WE had a neighbor at the next farm then in Versailles, Indiana, a Deputy Sheriff, maybe 1 or 2 miles away, we bundled up and walked over to eat and play cards it was the coldest walk I ever recall, like 25 below and windy, but we were young, been married 8 years, not a care in the world (except farming and hogs and no water not much heat lol) and didnt know any better I guess.

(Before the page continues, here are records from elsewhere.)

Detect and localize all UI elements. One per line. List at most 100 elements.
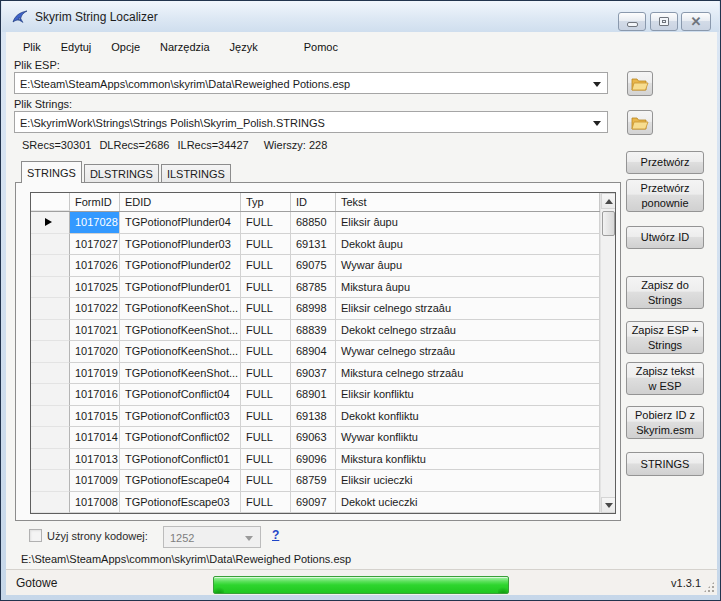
cell-edid[interactable]: TGPotionofPlunder04	[120, 212, 241, 234]
cell-typ[interactable]: FULL	[241, 406, 291, 428]
codepage-help-link[interactable]: ?	[272, 528, 279, 542]
cell-formid[interactable]: 1017020	[70, 341, 120, 363]
cell-formid[interactable]: 1017008	[70, 492, 120, 514]
scroll-up-button[interactable]	[601, 193, 616, 209]
cell-typ[interactable]: FULL	[241, 298, 291, 320]
row-header[interactable]	[31, 298, 70, 320]
cell-edid[interactable]: TGPotionofConflict02	[120, 427, 241, 449]
przetworz-button[interactable]: Przetwórz	[626, 151, 704, 174]
cell-edid[interactable]: TGPotionofConflict03	[120, 406, 241, 428]
cell-id[interactable]: 68839	[291, 320, 336, 342]
cell-typ[interactable]: FULL	[241, 449, 291, 471]
przetworz-ponownie-button[interactable]: Przetwórz ponownie	[626, 179, 704, 212]
row-header[interactable]	[31, 492, 70, 514]
cell-edid[interactable]: TGPotionofEscape03	[120, 492, 241, 514]
cell-tekst[interactable]: Wywar celnego strzaâu	[336, 341, 600, 363]
cell-tekst[interactable]: Wywar konfliktu	[336, 427, 600, 449]
cell-formid[interactable]: 1017025	[70, 277, 120, 299]
menu-jezyk[interactable]: Język	[220, 38, 268, 56]
esp-browse-button[interactable]	[627, 71, 653, 96]
codepage-checkbox[interactable]	[29, 529, 42, 542]
cell-id[interactable]: 69075	[291, 255, 336, 277]
cell-tekst[interactable]: Eliksir ucieczki	[336, 470, 600, 492]
col-header-formid[interactable]: FormID	[70, 193, 120, 211]
minimize-button[interactable]	[618, 12, 646, 31]
col-header-id[interactable]: ID	[291, 193, 336, 211]
cell-formid[interactable]: 1017028	[70, 212, 120, 234]
strings-browse-button[interactable]	[627, 110, 653, 135]
cell-formid[interactable]: 1017019	[70, 363, 120, 385]
zapisz-do-strings-button[interactable]: Zapisz do Strings	[626, 276, 704, 309]
cell-typ[interactable]: FULL	[241, 277, 291, 299]
cell-edid[interactable]: TGPotionofConflict01	[120, 449, 241, 471]
cell-formid[interactable]: 1017013	[70, 449, 120, 471]
row-header[interactable]	[31, 470, 70, 492]
strings-action-button[interactable]: STRINGS	[626, 452, 704, 476]
row-header[interactable]	[31, 341, 70, 363]
cell-id[interactable]: 69096	[291, 449, 336, 471]
cell-id[interactable]: 68901	[291, 384, 336, 406]
cell-tekst[interactable]: Dekokt celnego strzaâu	[336, 320, 600, 342]
cell-id[interactable]: 68785	[291, 277, 336, 299]
cell-formid[interactable]: 1017014	[70, 427, 120, 449]
cell-typ[interactable]: FULL	[241, 212, 291, 234]
menu-narzedzia[interactable]: Narzędzia	[150, 38, 220, 56]
maximize-button[interactable]	[650, 12, 678, 31]
row-header[interactable]	[31, 363, 70, 385]
cell-typ[interactable]: FULL	[241, 363, 291, 385]
menu-opcje[interactable]: Opcje	[101, 38, 150, 56]
pobierz-id-button[interactable]: Pobierz ID z Skyrim.esm	[626, 406, 704, 439]
cell-formid[interactable]: 1017022	[70, 298, 120, 320]
zapisz-tekst-esp-button[interactable]: Zapisz tekst w ESP	[626, 362, 704, 395]
cell-edid[interactable]: TGPotionofKeenShot...	[120, 341, 241, 363]
resize-grip[interactable]	[703, 581, 715, 593]
cell-edid[interactable]: TGPotionofPlunder02	[120, 255, 241, 277]
cell-edid[interactable]: TGPotionofKeenShot...	[120, 298, 241, 320]
cell-tekst[interactable]: Dekokt ucieczki	[336, 492, 600, 514]
col-header-tekst[interactable]: Tekst	[336, 193, 600, 211]
cell-tekst[interactable]: Mikstura âupu	[336, 277, 600, 299]
strings-combo-arrow-icon[interactable]	[593, 121, 601, 126]
cell-id[interactable]: 69063	[291, 427, 336, 449]
cell-id[interactable]: 68759	[291, 470, 336, 492]
cell-edid[interactable]: TGPotionofConflict04	[120, 384, 241, 406]
row-header[interactable]	[31, 320, 70, 342]
cell-id[interactable]: 68998	[291, 298, 336, 320]
scroll-down-button[interactable]	[601, 497, 616, 513]
grid-vertical-scrollbar[interactable]	[600, 193, 615, 513]
row-header[interactable]	[31, 255, 70, 277]
cell-formid[interactable]: 1017009	[70, 470, 120, 492]
cell-typ[interactable]: FULL	[241, 427, 291, 449]
cell-typ[interactable]: FULL	[241, 255, 291, 277]
esp-combo-arrow-icon[interactable]	[593, 82, 601, 87]
close-button[interactable]: ✕	[681, 12, 711, 31]
tab-dlstrings[interactable]: DLSTRINGS	[84, 164, 159, 183]
grid-corner-cell[interactable]	[31, 193, 70, 211]
cell-tekst[interactable]: Eliksir celnego strzaâu	[336, 298, 600, 320]
cell-id[interactable]: 69037	[291, 363, 336, 385]
cell-formid[interactable]: 1017016	[70, 384, 120, 406]
col-header-typ[interactable]: Typ	[241, 193, 291, 211]
cell-edid[interactable]: TGPotionofKeenShot...	[120, 320, 241, 342]
cell-typ[interactable]: FULL	[241, 470, 291, 492]
esp-file-combo[interactable]: E:\Steam\SteamApps\common\skyrim\Data\Re…	[14, 72, 608, 94]
row-header[interactable]	[31, 406, 70, 428]
col-header-edid[interactable]: EDID	[120, 193, 241, 211]
utworz-id-button[interactable]: Utwórz ID	[626, 226, 704, 249]
cell-tekst[interactable]: Eliksir âupu	[336, 212, 600, 234]
cell-formid[interactable]: 1017027	[70, 234, 120, 256]
row-header[interactable]	[31, 277, 70, 299]
tab-ilstrings[interactable]: ILSTRINGS	[161, 164, 231, 183]
strings-file-combo[interactable]: E:\SkyrimWork\Strings\Strings Polish\Sky…	[14, 111, 608, 133]
codepage-combo[interactable]: 1252	[163, 526, 261, 548]
cell-edid[interactable]: TGPotionofPlunder03	[120, 234, 241, 256]
cell-edid[interactable]: TGPotionofKeenShot...	[120, 363, 241, 385]
cell-tekst[interactable]: Dekokt âupu	[336, 234, 600, 256]
cell-id[interactable]: 68850	[291, 212, 336, 234]
cell-id[interactable]: 69097	[291, 492, 336, 514]
cell-edid[interactable]: TGPotionofPlunder01	[120, 277, 241, 299]
cell-formid[interactable]: 1017021	[70, 320, 120, 342]
cell-typ[interactable]: FULL	[241, 492, 291, 514]
cell-tekst[interactable]: Wywar âupu	[336, 255, 600, 277]
cell-tekst[interactable]: Mikstura celnego strzaâu	[336, 363, 600, 385]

"If you ever wonder why you ride the carousel, you do it for the stories you can tell, Oh the stories we can tell" Jimmy Buffett

John T
 
Fun to look at. We didn't have anything that modern back then. We sure didn't have a 62 Chevy in 59. lol
 
I remember the blizzard of '78 very well. Our oldest was in the hospital with appendicitis, my wife rode 5 miles to town on the back of the neighbors snowmobile, the only snowmobile ride she has ever had. She was director of nursing at the hospital and ended up working four days straight. I was home with two other kids, snowed in for four days. We had a drift to the eave of the house on the east side, took me an hour to dig the first 10 feet of driveway with a tractor and loader. It was one to remember and the boys still talk about living on Dad's cooking for four days. Don't think they'll ever eat hot dogs and beans again.
 
I think I was in the 3rd grade during the blizzard of 78. I had an extra week of Christmas vacation if I remember right. It was a long time ago. Something as serious as being snowed in seems fun when you are a kid, More Play Time.